Not only did it resurrect that game, but Donaghy's game, Donaghy's career, Kerry's season and Fitzmaurice's future.

They finished that year with Sam together, Donaghy another goal in the All-Ireland final, and so here he still remains. Fitzmaurice admits that he never pauses to consider what might have happened if Donaghy followed through on his promise to himself to leave the panel.

"I had one of the best seats in the house to watch that bloody goal!" recalls Rochford now, who was over Galway club Corofin at the time.

"You could see the ball coming from an age, from David Moran out on the wing, and James's movement off Kieran Donaghy and next thing it's in the back of the net."

While he doesn't consider the alternative reality of life without 'Star' Donaghy, Fitzmaurice is delighted to still have him, having tempted him back over the winter after he went and let his hair down with the basketball crew in Tralee.

"I'd say he had in his head last year to retire, but I said it to him early in the summer, I can't remember when, around the time of the Munster final, I said, 'There's more in you, keep going, you'll be gone for long enough'," said his former team-mate.

"And he thought about it I'd say, and he'd a bit of thinking to do.
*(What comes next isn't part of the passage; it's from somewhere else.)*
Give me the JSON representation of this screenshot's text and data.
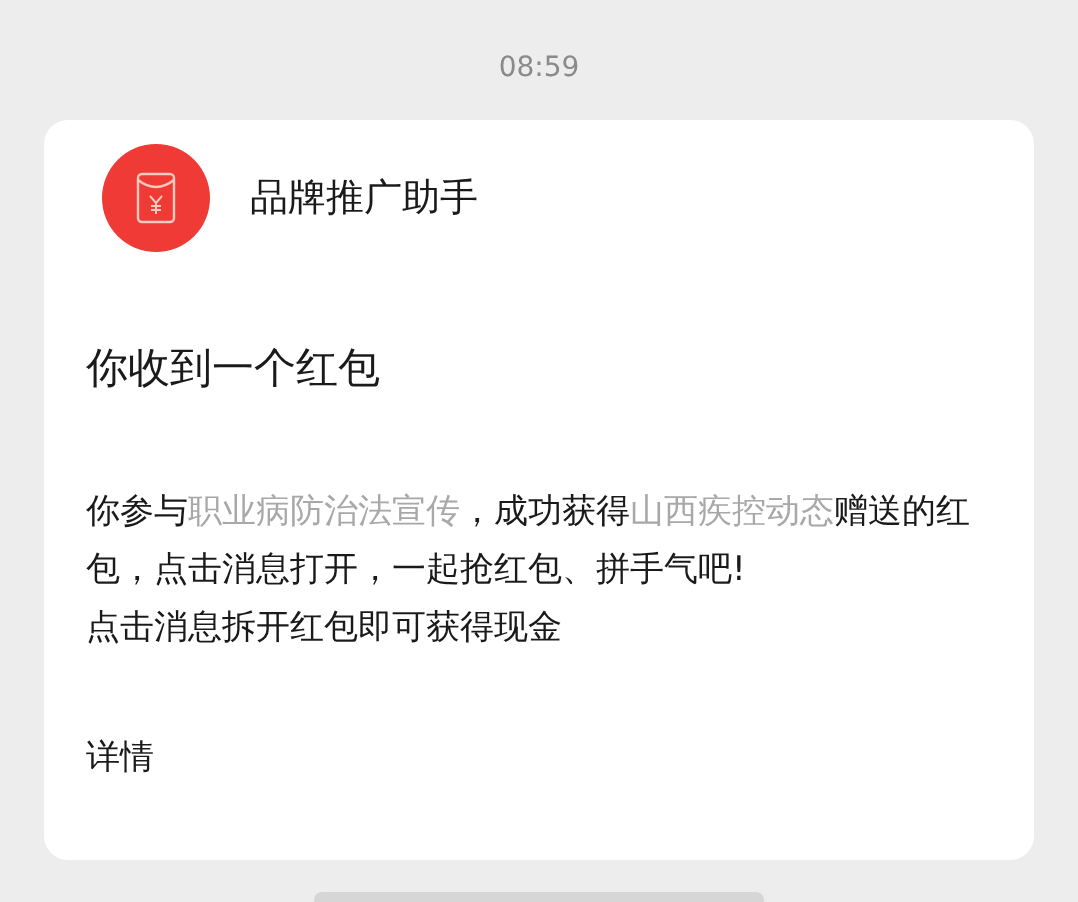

I think particularly with his book coming out he probably saw that as being a kind of a natural end, but he went away and he enjoyed his basketball for the winter and it kept him in good shape.

"He came back in to us and he's been like a breath of fresh air. I'm not surprised, no, he's training that way night in, night out so he's playing well and he's in a good place."

As a player, Fitzmaurice had two extremely easy experiences in All-Ireland finals, beating Mayo in 2004 and 2006.

The current crop he manages will never have things that handy against a Mayo side that is the human incarnation of the Bobo Doll. No matter how hard they are hit, they are immediately up again in seconds and ready for more.

"It's like any team, when you have the quality that they have and the hunger that they obviously have, you're going to keep coming back," says Fitzmaurice.

"Why not? You're going to keep going and going until you get what you want. It doesn't overly surprise me that you lose games or that you lose games by narrow margins.

"Obviously it's very disappointing at the time but it's only going to make you hungrier to come back and make sure you do get it over the line. They're good, I think that's why they keep coming back."

Last year they went from their first defeat in Connacht in six years to Galway to an All-Ireland final replay.

They can reach that stage again. They're certain of it.